Un frisson glacé me parcours l’échine, contrastant avec la fournaise ambiante. La sueur perle sur mon front, glisse le long de ma tempe, se mêlant à la crasse et au sang séché qui macule ma joue. Mes cheveux châtains, trempés et emmêlés, collent à ma nuque, lourds comme une entrave. Autour de moi, les parois de verre noirci renvoient des reflets déformés, des ombres qui dansent comme des spectres riant de ma détresse. Le Voile s’épaissit, s’insinue dans mes poumons, portant une odeur de soufre et de chair calcinée qui me donne la nausée. Je ferme les yeux un instant, cherchant une échappatoire, mais l’obscurité derrière mes paupières est pire : un vide qui murmure, qui appelle.

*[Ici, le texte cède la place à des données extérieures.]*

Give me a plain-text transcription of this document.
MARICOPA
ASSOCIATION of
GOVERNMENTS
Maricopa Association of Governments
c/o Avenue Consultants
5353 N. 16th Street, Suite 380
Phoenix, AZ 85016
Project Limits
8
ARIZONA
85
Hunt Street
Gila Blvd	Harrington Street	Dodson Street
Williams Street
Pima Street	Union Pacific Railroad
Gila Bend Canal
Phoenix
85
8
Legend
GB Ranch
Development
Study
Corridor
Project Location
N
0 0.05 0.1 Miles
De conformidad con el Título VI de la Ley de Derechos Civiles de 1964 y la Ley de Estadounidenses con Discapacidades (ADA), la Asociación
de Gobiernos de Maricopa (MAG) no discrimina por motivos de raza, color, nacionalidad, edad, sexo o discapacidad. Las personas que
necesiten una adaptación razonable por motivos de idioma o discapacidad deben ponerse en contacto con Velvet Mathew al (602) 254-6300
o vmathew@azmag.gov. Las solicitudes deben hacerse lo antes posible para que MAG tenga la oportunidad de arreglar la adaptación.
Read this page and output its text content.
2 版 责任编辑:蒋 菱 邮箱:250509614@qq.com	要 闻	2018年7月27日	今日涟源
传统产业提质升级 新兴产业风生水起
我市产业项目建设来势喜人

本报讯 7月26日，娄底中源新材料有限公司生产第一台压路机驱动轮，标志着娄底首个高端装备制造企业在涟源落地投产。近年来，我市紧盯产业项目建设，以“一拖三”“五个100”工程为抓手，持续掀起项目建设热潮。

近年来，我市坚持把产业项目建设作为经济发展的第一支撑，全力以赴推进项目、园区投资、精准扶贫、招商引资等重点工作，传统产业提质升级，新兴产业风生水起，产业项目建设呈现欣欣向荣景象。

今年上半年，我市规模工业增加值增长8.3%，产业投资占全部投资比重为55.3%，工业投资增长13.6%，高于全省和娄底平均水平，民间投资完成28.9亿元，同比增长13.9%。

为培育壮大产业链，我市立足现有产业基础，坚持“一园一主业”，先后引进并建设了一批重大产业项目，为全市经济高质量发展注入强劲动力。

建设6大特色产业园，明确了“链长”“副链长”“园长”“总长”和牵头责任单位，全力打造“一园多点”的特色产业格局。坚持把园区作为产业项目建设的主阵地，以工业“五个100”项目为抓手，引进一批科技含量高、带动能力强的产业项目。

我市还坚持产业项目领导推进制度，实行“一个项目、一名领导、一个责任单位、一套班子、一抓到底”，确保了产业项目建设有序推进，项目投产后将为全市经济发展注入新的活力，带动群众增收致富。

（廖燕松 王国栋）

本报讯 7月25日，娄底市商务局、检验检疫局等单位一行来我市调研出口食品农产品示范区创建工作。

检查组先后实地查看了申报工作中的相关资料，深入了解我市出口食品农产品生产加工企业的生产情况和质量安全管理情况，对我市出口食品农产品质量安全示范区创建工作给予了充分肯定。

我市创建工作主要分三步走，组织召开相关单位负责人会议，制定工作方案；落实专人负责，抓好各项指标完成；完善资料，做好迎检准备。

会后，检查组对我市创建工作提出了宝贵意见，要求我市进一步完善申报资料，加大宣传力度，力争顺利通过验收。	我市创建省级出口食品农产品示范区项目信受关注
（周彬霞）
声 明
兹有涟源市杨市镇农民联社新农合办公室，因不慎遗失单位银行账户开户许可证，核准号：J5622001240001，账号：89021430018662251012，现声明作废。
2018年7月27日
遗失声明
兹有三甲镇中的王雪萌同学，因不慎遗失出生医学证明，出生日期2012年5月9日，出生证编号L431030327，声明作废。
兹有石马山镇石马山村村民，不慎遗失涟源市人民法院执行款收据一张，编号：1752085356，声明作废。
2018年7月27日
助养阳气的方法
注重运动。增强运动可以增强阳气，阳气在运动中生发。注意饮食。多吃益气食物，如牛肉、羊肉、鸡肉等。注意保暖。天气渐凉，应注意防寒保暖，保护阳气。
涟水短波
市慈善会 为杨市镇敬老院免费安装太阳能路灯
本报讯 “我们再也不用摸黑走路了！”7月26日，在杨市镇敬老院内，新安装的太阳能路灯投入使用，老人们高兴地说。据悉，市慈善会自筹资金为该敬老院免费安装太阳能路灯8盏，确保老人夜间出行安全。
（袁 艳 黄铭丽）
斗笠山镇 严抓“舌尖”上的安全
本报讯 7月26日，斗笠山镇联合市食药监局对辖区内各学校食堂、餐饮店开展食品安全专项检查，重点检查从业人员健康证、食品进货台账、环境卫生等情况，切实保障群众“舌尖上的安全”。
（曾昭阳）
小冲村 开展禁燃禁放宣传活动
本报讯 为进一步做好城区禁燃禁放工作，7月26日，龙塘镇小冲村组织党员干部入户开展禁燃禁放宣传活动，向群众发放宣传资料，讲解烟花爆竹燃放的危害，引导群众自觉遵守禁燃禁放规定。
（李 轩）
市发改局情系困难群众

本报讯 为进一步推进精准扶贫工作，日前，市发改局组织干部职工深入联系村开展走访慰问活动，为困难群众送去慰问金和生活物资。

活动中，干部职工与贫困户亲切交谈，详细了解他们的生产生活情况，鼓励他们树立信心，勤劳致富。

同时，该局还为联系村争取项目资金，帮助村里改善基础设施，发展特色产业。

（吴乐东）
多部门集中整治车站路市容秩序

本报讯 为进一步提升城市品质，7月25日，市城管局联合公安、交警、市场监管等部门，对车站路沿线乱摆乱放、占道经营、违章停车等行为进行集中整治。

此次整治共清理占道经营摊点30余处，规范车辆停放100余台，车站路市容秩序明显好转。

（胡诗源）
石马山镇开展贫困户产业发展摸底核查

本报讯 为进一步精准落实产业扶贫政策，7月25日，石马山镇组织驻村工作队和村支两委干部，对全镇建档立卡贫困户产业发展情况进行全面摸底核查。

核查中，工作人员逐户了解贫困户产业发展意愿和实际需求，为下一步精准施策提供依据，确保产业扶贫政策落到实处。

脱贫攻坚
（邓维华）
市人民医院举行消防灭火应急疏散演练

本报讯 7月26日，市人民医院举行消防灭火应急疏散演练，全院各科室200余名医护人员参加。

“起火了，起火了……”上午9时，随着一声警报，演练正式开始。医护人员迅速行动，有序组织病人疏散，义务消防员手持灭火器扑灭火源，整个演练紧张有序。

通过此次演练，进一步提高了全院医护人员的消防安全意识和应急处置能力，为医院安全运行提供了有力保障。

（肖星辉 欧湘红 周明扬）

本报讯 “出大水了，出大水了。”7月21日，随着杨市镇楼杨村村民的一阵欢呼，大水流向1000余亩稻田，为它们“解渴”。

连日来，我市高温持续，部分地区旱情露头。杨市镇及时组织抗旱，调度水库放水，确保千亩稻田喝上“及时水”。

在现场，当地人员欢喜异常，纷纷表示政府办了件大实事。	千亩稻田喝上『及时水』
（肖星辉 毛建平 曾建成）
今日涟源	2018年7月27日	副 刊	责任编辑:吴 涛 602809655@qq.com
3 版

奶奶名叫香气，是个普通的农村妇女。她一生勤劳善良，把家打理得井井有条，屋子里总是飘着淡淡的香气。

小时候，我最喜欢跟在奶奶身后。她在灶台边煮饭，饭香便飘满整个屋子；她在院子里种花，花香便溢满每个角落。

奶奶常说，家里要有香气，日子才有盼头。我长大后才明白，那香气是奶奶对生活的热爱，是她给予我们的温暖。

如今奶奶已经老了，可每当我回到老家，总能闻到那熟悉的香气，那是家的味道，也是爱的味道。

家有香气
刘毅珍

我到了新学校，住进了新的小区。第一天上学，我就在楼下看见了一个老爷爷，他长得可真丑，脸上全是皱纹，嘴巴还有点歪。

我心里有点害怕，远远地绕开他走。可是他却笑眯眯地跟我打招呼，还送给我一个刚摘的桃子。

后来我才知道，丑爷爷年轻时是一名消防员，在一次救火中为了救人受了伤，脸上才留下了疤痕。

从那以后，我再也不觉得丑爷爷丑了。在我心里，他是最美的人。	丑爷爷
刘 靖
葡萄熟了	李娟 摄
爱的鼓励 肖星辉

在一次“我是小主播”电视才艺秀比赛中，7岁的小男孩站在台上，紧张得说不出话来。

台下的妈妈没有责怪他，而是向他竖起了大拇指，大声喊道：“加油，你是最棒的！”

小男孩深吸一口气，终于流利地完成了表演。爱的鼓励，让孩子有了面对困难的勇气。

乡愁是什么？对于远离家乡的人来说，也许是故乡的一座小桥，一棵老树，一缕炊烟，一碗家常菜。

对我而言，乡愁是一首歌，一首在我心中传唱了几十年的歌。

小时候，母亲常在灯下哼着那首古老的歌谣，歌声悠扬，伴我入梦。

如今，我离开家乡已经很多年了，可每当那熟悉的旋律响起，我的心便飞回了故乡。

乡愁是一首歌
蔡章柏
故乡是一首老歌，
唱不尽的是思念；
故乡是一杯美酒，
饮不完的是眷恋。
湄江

« Embrasse-moi, ou tout s’effondre. »
La voix gutturale résonne dans mon esprit, aussi réelle que si quelqu’un se tenait derrière moi, son souffle brûlant contre ma nuque. Mes yeux s’ouvrent brusquement, verts et écarquillés, fouillant la brume pour une présence qui n’existe peut-être pas. Mon cœur s’emballe, martelant ma poitrine si fort que j’ai l’impression qu’il va éclater. Je veux crier, rejeter cette intrusion, mais ma gorge est sèche, serrée par une terreur que je ne peux nommer. Mes doigts continuent de tracer les runes, presque malgré moi, comme si une force étrangère guidait ma main. La douleur dans mon poignet s’intensifie à chaque mouvement, une lame invisible qui rouvre la chair, encore et encore. Le sang coule plus vite maintenant, gouttant sur la cendre avec un son mat, presque rythmique, qui résonne dans la caverne comme un compte à rebours.
« Ce n’est pas moi… » murmuré-je, ma voix tremblante, à peine audible sous le grondement sourd des profondeurs. « Je ne suis pas ça… » Mais les mots sonnent creux, comme une prière à laquelle je ne crois plus. Mes pensées tourbillonnent, fracturées par le Voile. Et si c’était vrai ? Et si cette voix, cette force, savait quelque chose que j’ignore sur moi-même ? La peur me noue l’estomac, mais il y a autre chose, quelque chose de plus sombre, de plus dangereux. Une fascination. Une pulsation dans ma cicatrice qui semble répondre à l’appel, comme si une partie de moi, enfouie quelque part, voulait dire oui. Je secoue la tête, chassant cette pensée, mais elle s’accroche, visqueuse, comme la brume qui m’entoure.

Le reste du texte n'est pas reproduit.